Things were…better after that, at least marginally, her Daddy had given her the biggest, tightest hug he could and apologize a thousand times for the way he had been acting towards her the past couple of years, but she noticed he had started getting more and more tired, and more and more protective of her, never quite leaving her side, except to go lock himself in his room for hours, giving her the key and telling her to never, under any circumstances, unlock the door, except when he gave a special knock. Athena was fine with that. At least she could have her Daddy back, even if only a little bit. Even when she’d have to hear loud banging noises from his room, and the occasional pleas through the door, sounding so much like her Daddy, except for the strange, echoing lilt to it. It would never call her his Greatest Achievement, the way her Daddy would. She would sit with her back to the wall of his room, cross-legged with her head hung low, key clutched in hands crossed tightly over her head, elbows pressed tightly to her ears to drown out the impostor in her Daddy’s room. Scared tears would fall from her eyes, she’d hold her breath, and her only comfort would be the ghostly, cold sensation of the six fingers pressed over her back and heart. Even that came to a halt, though, one day late December.
Athena knew she was forbidden by her Daddy to go down to the basement, something Daddy had pressed on her, time and time again. This was different though. Daddy had told her that morning that everything was going to change, that he was done in the basement, done with Gravity Falls, and they would move far, far away. Probably to Gotham. No…no, not Gotham, Metropolis is safer.
She had gotten excited then. A new start, just her and her favorite person in the world. No more science, he had promised. She should have known promises like that only mean bad things. She can still remember how it all started the moment her Uncle Stanley had arrived the night before her tenth birthday. Daddy had just finished tucking her into bed, making sure she had her favorite teddy in hand (a brown bear dressed in a sweater vest, corduroys, and glasses which Athena had sworn up and down reminded her of her Daddy in the store when he bought it for her), reading her a passage of a Nancy Drew book, and turning on her nightlight, when the door had been knocked on.
Curious, she had snuck out of her room, keeping a tight hold on the then dubbed ‘Sir Fords-a-lot’, and followed her father and his look-alike.

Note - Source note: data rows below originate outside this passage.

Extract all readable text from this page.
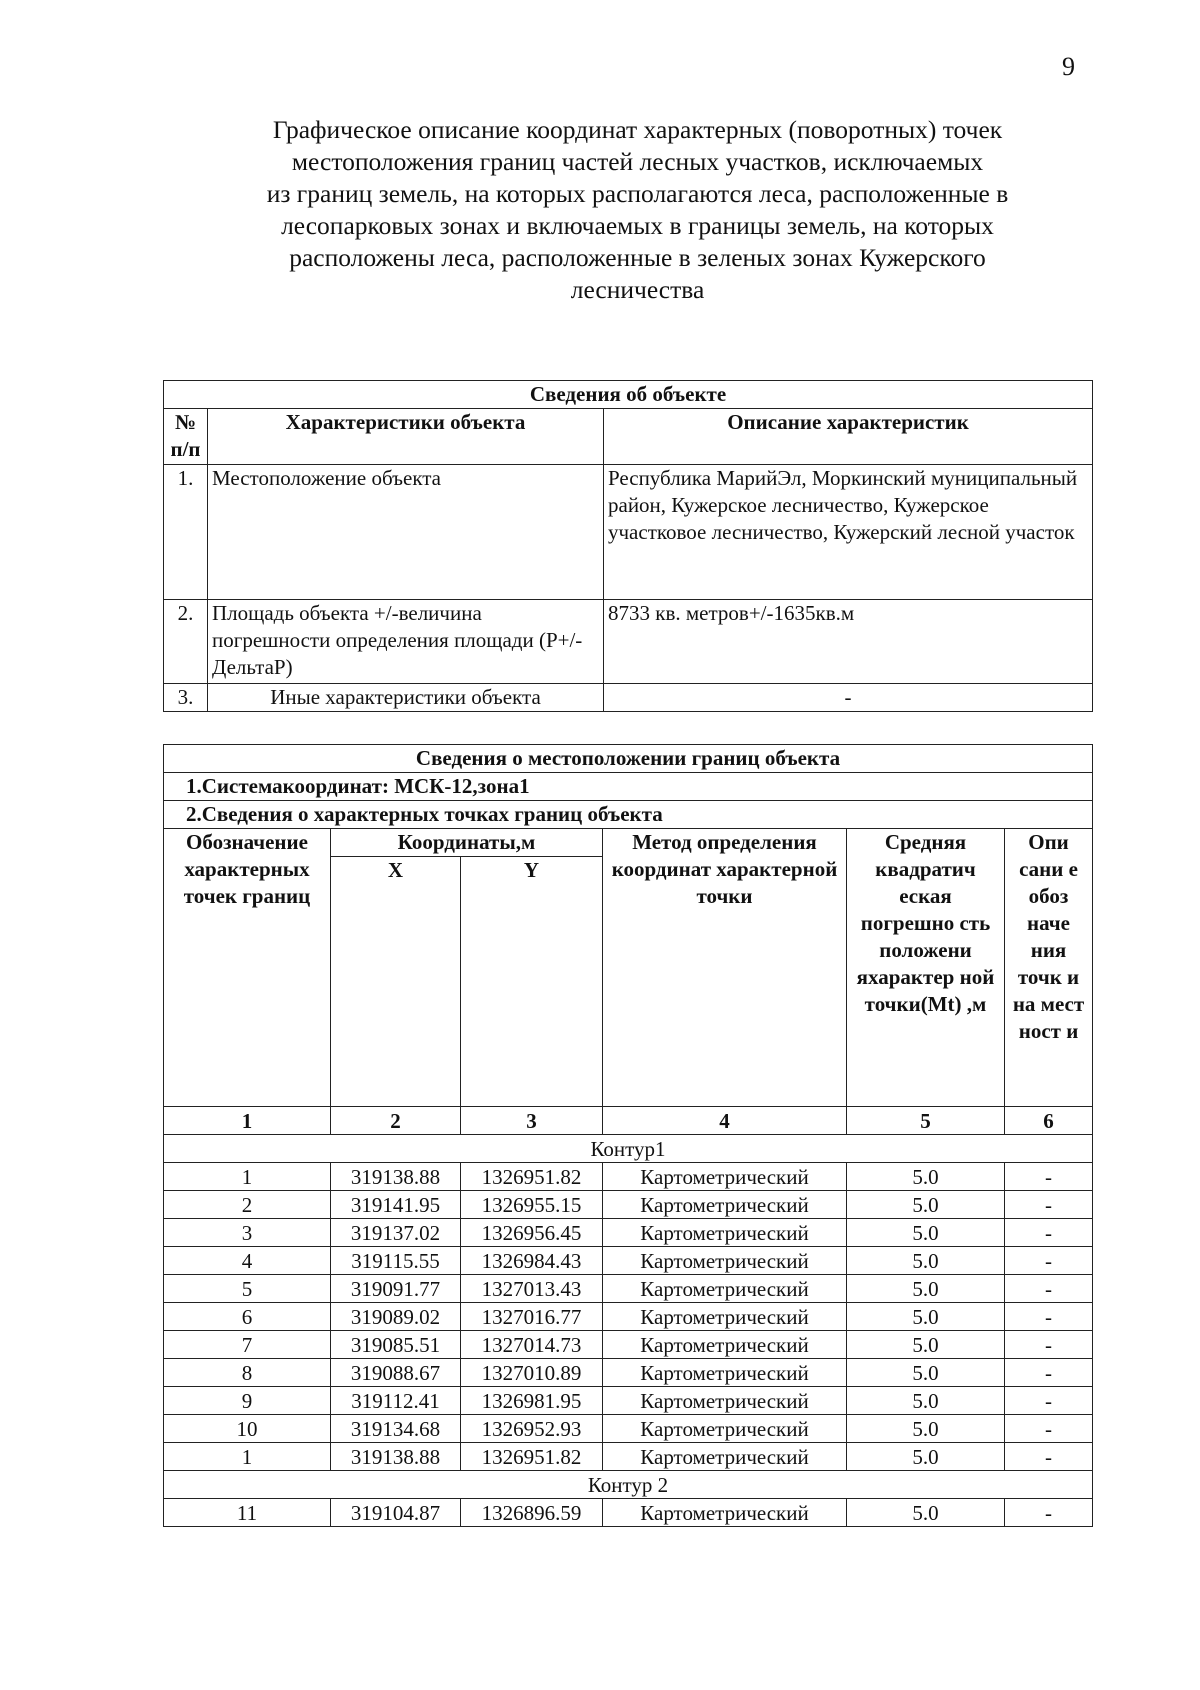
9
Графическое описание координат характерных (поворотных) точек
местоположения границ частей лесных участков, исключаемых
из границ земель, на которых располагаются леса, расположенные в
лесопарковых зонах и включаемых в границы земель, на которых
расположены леса, расположенные в зеленых зонах Кужерского
лесничества
Сведения об объекте		
№ п/п	Характеристики объекта	Описание характеристик
1.	Местоположение объекта	Республика МарийЭл, Моркинский муниципальный район, Кужерское лесничество, Кужерское участковое лесничество, Кужерский лесной участок
2.	Площадь объекта +/-величина погрешности определения площади (P+/-ДельтаP)	8733 кв. метров+/-1635кв.м
3.	Иные характеристики объекта	-
Сведения о местоположении границ объекта					
1.Системакоординат: МСК-12,зона1					
2.Сведения о характерных точках границ объекта					
Обозначение характерных точек границ	Координаты,м		Метод определения координат характерной точки	Средняя квадратич еская погрешно сть положени яхарактер ной точки(Mt) ,м	Опи сани е обоз наче ния точк и на мест ност и
	X	Y			
1	2	3	4	5	6
Контур1					
1	319138.88	1326951.82	Картометрический	5.0	-
2	319141.95	1326955.15	Картометрический	5.0	-
3	319137.02	1326956.45	Картометрический	5.0	-
4	319115.55	1326984.43	Картометрический	5.0	-
5	319091.77	1327013.43	Картометрический	5.0	-
6	319089.02	1327016.77	Картометрический	5.0	-
7	319085.51	1327014.73	Картометрический	5.0	-
8	319088.67	1327010.89	Картометрический	5.0	-
9	319112.41	1326981.95	Картометрический	5.0	-
10	319134.68	1326952.93	Картометрический	5.0	-
1	319138.88	1326951.82	Картометрический	5.0	-
Контур 2					
11	319104.87	1326896.59	Картометрический	5.0	-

She had hesitated at the open doorway of the basement, free hand nervously grasping the bottom of her lavender lamby nightgown. In the end, she hugged Sir Fords tighter to herself, and carefully tiptoed down the steps, sitting on the third to last one.
She could hear her Daddy ask the man if he had still wanted to sail. She could hear the man agree hopefully, before her father pushed one of his coveted journals into his chest and told him to go far away from them, and things went to hell from there. She was nine years old when she watched the stranger fight Daddy. She was nine years old when she watched her Daddy shove the stranger into the creepy machine. She can still hear the sizzle of melting flesh on metal as his shoulder makes contact. She was nine years old when the stranger shoved Daddy in retaliation into a lever behind a black and yellow line, activating the machine and releasing a swirly, ice blue vortex that would haunt her nightmares from that moment on. She had just turned ten years old, when her Daddy was sucked into the vortex, calling out for the man, Stanley, to do something!
She was ten years old when she let out the loudest scream of her life, tears stinging her eyes and hands clutching the bear so tightly to her she couldn’t breath, alerting the man to her presence.